The parameterization of curves is a crucial concept in evaluating line integrals. It involves representing a curve using a continuous mapping from a parameter, typically denoted as \(t\), into the coordinate space. In this particular problem, we deal with the curve described by the equation \(y = x^2\), which means each point on the curve is determined by its \(x\)-coordinate.

To parameterize this curve, we choose \(x\) as the parameter itself, denoted by \(t\). This choice is straightforward because for each \(x\) value, there's a corresponding \(y\) value, specifically \(t^2\). Therefore, the parametric equations are:

• \(x = t\)
• \(y = t^2\)

Where \(t\) ranges from -1 to 2 to trace the curve from the starting point \((-1, 1)\) to the endpoint \((2,4)\). This parameterization simplifies the integration process by allowing easy substitution into the integral expression.

Calculus plays a central role in understanding and solving problems involving line integrals. Specifically, calculus allows us to compute the integral of expressions over a path, which is useful for determining physical properties like work done by a force field along a path.

Once the curve is parameterized, we differentiate the parametric equations to find \(dx\) and \(dy\). These are crucial for performing the integration. For our parameterization \(\mathbf{r}(t) = (t, t^2)\), we find:

• \(\frac{dx}{dt} = 1\) implies \(dx = dt\)
• \(\frac{dy}{dt} = 2t\) implies \(dy = 2t dt\)

With these derivatives, we can substitute into the line integral \(\int_C x y dx + (x + y) dy\) and express it entirely in terms of the parameter \(t\). Calculus provides the tools for differentiating, substituting, and ultimately simplifying and solving these expressions through integration.

Definite integrals are used to calculate the area under a curve or the accumulation of quantity across a certain interval. They are crucial when evaluating line integrals, as in this exercise.

The parameterized and simplified line integral expression becomes \(\int_{-1}^{2} (3t^3 + 2t^2) \, dt\). To solve this, we apply the fundamental theorem of calculus, which involves finding the antiderivative (also known as the indefinite integral) and then evaluating it at the specified bounds.

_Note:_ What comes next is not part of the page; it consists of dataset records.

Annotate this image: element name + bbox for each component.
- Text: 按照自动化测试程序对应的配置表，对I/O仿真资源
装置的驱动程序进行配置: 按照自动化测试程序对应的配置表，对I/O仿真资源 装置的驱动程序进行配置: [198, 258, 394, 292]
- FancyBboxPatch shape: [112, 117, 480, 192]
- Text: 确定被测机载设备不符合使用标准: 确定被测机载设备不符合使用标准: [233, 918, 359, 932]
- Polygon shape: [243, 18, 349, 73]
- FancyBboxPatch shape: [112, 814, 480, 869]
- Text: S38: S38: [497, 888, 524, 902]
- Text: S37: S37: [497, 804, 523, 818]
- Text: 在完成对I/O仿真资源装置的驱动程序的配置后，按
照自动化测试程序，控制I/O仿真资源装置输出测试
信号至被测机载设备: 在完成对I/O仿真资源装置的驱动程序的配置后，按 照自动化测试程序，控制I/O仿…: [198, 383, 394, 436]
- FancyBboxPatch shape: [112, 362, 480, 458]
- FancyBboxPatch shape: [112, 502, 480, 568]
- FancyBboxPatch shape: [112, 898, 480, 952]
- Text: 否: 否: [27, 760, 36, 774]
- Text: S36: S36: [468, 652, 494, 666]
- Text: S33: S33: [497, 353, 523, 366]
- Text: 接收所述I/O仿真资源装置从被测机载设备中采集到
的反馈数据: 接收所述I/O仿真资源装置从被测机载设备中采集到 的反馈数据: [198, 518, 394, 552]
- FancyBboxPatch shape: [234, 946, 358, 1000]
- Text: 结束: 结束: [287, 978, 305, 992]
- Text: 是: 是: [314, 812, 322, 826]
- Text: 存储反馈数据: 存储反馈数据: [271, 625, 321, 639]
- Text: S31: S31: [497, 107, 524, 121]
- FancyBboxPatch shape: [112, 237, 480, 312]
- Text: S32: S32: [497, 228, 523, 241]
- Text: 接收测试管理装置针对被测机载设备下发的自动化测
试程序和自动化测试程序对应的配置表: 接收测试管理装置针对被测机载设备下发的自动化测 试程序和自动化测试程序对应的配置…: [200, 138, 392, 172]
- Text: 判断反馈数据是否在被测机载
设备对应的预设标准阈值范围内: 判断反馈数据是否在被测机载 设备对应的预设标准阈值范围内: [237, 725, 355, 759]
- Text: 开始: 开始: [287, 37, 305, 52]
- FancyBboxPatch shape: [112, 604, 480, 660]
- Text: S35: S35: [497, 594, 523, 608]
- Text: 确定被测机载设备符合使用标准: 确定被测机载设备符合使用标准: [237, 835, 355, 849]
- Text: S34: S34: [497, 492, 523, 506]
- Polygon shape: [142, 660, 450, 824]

Here, the antiderivatives are:

• \( \int 3t^3 \, dt = \frac{3}{4}t^4\)
• \( \int 2t^2 \, dt = \frac{2}{3}t^3\)

By computing these antiderivatives and evaluating them from \(t = -1\) to \(t = 2\), we arrive at the numerical value for the original line integral. Definite integrals, therefore, provide the final solution, converting our parametric and differentiated expressions into a tangible numerical result.